I'm a bit confused about these concepts. As far as I understand, something is Turing complete when it can simulate a Turing machine. And there is this thing called a Universal Turing machine which is universal because it can simulate a Turing machine. Which to me, implies there are Turing machines that are not universal and cannot simulate a Turing machine. Does this mean non-universal Turing machines are not Turing complete?
Could anyone clarify this concepts for me?
In short yes, a non-universal Turing Machine is not Turing-complete.
The key part is that a computational model is Turing-complete if it can simulate any Turing Machine (or using the transitivity of the simulations, if it can simulate a Universal Turing Machine).
As you note, many Turing Machines are not Universal, they compute something, but they can't simulate any computation that any Turing Machine could do.
A possibly intuitive practical way of thinking about this is that Turing Machines are normally equivalent to programs - they take a particular type of input and compute some output. Universal Turing Machines are equivalent to programming languages or computers - you can build/run any program/Turing Machine on them. Of course I'm using "equivalent" very loosely here.
This is a response to the following comment by Juan Luis Soldi but was too long to put in a comment.
Let me see if I get it. A Turing Machine is a Turing complete machine because it can run programs that can compute anything.

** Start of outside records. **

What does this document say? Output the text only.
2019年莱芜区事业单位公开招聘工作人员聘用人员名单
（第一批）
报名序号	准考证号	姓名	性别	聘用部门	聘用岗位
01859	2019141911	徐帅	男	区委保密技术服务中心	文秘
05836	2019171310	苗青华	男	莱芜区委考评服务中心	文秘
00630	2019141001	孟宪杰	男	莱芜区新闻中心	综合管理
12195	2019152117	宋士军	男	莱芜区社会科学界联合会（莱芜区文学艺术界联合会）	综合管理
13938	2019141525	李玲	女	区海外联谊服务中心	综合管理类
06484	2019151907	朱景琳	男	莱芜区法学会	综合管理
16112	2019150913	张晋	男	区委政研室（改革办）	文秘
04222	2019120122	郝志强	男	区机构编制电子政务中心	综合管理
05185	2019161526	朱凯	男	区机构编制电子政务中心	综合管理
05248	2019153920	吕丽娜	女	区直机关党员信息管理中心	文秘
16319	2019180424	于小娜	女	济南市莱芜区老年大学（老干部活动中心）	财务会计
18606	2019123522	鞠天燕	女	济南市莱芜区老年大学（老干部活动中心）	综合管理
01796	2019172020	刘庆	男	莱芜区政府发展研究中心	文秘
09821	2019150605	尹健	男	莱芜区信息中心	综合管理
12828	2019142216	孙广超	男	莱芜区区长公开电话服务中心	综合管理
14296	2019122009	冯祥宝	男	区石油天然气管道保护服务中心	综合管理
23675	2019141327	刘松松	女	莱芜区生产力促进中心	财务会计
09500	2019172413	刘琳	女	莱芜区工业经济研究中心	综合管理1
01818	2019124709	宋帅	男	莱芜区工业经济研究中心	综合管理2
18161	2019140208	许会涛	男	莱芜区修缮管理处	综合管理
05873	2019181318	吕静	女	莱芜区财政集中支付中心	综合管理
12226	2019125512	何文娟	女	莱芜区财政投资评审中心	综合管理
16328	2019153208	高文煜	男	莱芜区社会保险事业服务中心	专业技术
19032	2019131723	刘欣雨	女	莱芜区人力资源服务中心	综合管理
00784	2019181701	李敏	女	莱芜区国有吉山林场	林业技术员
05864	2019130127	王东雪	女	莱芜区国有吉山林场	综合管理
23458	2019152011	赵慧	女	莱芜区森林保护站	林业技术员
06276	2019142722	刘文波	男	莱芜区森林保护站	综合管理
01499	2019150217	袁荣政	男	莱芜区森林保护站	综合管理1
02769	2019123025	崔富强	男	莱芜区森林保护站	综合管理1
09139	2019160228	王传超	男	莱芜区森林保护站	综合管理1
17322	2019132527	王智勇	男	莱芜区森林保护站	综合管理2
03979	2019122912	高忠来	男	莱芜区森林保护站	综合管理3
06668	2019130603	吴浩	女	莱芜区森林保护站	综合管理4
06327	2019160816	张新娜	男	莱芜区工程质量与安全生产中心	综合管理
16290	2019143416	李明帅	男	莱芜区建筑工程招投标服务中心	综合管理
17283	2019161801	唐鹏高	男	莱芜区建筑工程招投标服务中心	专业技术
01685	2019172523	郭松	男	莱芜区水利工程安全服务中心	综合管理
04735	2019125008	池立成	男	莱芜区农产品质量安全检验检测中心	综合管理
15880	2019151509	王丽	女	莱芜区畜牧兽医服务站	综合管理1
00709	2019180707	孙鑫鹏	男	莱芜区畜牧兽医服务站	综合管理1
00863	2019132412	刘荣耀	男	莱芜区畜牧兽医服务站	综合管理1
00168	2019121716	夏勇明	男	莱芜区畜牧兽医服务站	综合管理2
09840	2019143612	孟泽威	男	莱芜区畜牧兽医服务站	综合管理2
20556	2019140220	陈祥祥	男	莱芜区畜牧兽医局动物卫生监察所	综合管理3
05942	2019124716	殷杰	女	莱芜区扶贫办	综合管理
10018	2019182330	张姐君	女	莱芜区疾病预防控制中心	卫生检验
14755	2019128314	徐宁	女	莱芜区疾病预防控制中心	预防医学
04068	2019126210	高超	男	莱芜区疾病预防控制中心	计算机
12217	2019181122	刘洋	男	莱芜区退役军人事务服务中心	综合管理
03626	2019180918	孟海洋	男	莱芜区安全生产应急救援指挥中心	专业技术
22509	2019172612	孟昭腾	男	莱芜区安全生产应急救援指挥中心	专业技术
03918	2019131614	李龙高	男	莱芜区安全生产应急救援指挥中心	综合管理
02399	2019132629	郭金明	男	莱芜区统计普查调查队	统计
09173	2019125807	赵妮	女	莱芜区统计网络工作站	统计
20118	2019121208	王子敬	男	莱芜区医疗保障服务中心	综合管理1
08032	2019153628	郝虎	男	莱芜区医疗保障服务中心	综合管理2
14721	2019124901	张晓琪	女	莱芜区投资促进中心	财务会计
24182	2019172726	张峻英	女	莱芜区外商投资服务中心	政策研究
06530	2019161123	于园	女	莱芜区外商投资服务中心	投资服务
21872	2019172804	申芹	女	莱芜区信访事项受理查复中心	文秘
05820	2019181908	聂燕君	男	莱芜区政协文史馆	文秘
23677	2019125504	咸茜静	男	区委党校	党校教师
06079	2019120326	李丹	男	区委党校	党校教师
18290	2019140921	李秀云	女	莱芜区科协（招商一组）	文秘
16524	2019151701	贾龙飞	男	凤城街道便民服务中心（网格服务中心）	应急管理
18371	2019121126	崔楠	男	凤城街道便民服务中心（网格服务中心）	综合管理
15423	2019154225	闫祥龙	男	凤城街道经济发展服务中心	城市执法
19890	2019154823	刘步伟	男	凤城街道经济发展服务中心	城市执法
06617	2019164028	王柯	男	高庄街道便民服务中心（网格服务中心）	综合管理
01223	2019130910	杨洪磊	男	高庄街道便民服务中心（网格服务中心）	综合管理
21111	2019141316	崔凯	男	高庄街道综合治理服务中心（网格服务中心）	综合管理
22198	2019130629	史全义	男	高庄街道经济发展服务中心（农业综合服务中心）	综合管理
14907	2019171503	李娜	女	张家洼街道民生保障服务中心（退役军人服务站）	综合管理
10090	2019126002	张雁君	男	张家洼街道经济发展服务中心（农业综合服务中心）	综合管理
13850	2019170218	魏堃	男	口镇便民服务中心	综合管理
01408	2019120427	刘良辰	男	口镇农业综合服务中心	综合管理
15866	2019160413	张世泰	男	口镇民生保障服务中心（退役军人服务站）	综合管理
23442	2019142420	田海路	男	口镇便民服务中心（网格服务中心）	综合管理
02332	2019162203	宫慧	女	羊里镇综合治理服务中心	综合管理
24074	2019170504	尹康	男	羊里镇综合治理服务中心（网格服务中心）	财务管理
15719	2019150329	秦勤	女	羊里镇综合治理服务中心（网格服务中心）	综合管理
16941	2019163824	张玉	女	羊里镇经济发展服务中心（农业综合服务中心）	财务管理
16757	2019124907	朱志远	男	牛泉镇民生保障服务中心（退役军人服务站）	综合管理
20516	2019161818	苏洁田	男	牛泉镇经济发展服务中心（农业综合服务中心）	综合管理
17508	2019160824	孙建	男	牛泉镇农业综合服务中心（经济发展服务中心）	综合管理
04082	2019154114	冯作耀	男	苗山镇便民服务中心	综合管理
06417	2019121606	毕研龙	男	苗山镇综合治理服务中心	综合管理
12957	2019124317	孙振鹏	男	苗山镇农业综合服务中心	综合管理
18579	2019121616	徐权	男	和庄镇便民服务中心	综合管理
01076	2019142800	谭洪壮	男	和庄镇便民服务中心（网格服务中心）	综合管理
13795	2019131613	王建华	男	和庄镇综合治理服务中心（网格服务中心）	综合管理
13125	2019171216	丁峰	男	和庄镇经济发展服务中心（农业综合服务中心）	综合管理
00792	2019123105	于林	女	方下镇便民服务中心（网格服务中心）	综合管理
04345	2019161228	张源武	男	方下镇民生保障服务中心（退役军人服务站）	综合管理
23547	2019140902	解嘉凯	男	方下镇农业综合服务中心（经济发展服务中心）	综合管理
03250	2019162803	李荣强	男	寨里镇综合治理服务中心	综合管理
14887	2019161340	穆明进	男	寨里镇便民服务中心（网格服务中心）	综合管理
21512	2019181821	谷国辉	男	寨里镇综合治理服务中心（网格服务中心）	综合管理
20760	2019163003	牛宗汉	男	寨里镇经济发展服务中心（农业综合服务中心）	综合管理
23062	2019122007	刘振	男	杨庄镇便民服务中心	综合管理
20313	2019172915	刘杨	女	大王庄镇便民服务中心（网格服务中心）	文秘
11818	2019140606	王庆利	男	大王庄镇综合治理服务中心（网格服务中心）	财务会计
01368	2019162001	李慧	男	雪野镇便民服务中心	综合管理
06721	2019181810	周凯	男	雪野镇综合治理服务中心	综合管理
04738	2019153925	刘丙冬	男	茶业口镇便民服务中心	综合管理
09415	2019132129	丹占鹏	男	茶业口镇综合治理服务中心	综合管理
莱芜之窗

Theses programs can be either Turing Complete (like running Visual Studio on Windows) or not (like running Paint). A Universal Turing Machine is a Turing Machine loaded with a Turing complete program. Right?
The Visual Studio / Paint analogy isn't a million miles from the truth but it contain a couple of problems that ought to be discussed.
First, in my opinion it's best not to think of Turing machines as being "loaded with a program", because that leads to confusion. A Turing machine computes a single function, kind of like those cheap little games machines that, say, only play Tetris. Remember that, historically, Turing machines predate the stored program computer by about fifteen years. The definition of the machine includes the transition function, which is fixed: the machine and the program are the same thing and, if you want to change the program, you have to change the hardware.
A universal Turing machine is a Turing machine whose input is a description of a Turing machine and its input. The universal Turing machine simulates the machine described in its input. (As such, it's a bit more like an interpreter than a compiler.) So, if a universal Turing machine $U$ has as input a description of a machine $M$ and its input $x$, its output will be whatever $M$ outputs when it's given input $x$. If $M$ doesn't halt when given input $x$, then $U$ will not halt when given a description of $M$ and $x$.
Now, Turing completeness is a property of models of computation. A model of computation is Turing-complete if defines exactly the same class of functions as Turing machines. So Turing machines are Turing-complete by definition. The lambda-calculus is Turing complete because every lambda-calculus term can be translated into a Turing machine and every Turing machine can be translated into a lambda-calculus term.
Strictly speaking, a universal Turing machine (UTM) is not Turing-complete. This is because it only computes one function: if its input describes a Turing machine $M$ and $M$'s input, the UTM tells you what that machine would have done. Why isn't this Turing-complete? Well, there's a Turing machine $T$ that accepts all inputs of even length and rejects all inputs of odd length and no UTM can do that. The UTM can simulate $T$ but the UTM itself isn't accepting exactly the even-length inputs. Rather, it's accepting all inputs that start with the description of $T$, followed by an even-length input for $T$.